Ahhh, yes. This gets into the question of the degree to which PCI is a puppet of the cardbrands.

  • “State the annual number of the Company’s Compliance Assessment clients that have suffered a Breach in the year following the Company’s completion of the Assessment for each year of the Applicable Time Period. For each such client, state whether it was subsequently determined not to be PCI compliant and provide the date of the initial Compliance Assessment and any communications between the Company and client or any third parties such as PCI SSC, a Payment Card Network, an Issuing Bank or an Acquiring Bank related to the Breach.”
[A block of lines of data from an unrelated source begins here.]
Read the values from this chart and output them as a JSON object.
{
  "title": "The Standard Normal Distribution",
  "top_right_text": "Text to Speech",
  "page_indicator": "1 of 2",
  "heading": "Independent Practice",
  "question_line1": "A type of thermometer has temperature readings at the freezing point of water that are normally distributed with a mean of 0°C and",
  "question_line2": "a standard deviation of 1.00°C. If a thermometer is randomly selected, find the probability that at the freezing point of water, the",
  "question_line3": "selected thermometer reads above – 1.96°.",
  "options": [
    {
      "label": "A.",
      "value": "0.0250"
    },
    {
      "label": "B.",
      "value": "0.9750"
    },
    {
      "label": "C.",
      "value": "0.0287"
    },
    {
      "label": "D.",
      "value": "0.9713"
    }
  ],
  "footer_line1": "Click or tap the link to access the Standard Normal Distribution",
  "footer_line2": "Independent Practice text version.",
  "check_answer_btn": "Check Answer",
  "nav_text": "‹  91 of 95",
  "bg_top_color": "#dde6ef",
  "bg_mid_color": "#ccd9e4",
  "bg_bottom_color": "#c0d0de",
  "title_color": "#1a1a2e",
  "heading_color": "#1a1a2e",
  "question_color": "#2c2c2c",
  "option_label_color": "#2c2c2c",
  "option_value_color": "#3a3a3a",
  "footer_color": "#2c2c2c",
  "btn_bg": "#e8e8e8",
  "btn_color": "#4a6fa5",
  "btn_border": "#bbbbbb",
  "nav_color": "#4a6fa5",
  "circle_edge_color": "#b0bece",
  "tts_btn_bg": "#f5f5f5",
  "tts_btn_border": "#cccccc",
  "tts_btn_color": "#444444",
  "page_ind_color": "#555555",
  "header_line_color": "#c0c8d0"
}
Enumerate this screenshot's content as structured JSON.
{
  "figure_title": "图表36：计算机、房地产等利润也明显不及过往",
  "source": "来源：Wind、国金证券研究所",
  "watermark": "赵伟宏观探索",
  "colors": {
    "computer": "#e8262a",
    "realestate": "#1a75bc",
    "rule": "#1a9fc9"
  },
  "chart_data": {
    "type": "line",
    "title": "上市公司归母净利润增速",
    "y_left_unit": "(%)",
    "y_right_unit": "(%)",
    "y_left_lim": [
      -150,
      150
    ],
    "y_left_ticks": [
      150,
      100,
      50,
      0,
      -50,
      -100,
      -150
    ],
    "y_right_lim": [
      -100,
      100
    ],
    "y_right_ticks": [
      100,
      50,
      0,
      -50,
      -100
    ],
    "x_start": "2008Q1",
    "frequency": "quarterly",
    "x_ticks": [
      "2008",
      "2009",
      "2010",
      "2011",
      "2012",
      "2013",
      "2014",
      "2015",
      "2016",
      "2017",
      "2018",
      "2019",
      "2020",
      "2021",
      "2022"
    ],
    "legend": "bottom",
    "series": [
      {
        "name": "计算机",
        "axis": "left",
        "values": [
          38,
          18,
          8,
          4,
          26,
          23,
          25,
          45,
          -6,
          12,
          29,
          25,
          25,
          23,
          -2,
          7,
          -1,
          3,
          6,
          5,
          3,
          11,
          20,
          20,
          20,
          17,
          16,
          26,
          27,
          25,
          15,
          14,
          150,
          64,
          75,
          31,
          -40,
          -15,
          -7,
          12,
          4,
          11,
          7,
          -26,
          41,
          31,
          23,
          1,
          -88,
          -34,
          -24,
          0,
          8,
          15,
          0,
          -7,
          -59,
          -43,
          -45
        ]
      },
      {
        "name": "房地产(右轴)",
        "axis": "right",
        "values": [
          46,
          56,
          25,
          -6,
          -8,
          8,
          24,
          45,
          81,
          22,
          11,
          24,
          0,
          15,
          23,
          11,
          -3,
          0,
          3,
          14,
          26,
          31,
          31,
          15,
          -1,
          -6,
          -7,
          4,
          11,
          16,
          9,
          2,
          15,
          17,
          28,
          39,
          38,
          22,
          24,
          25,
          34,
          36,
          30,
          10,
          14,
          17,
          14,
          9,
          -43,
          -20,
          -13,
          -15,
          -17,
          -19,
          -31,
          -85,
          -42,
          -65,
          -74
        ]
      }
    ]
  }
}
Here’s another popular request. The FTC plans on exploring the relationship between being declared PCI compliant and the number of subsequent data breaches. A very old problem with PCI has been the cardbrand tendency to employ revisionist history to data breaches. No compliant merchant has ever been breached, they say, because when a compliant merchant has been breached, the assessment is re-evaluated and invariably removed. It’s classic 1984 think. PCI works so if any PCI-compliant merchant is breached, they couldn’t have really been compliant.

The problem there goes beyond it being a self-fulfilling prophecy. It stems from the flawed assumption that PCI compliance somehow equals that mythical perfect security—one that can’t ever be defeated by a bad guy.

“Just because there was a breach doesn’t mean that there was unreasonable security or a PCI violation,” Lincicum said.

The FTC nosing around there might actually do more good than harm.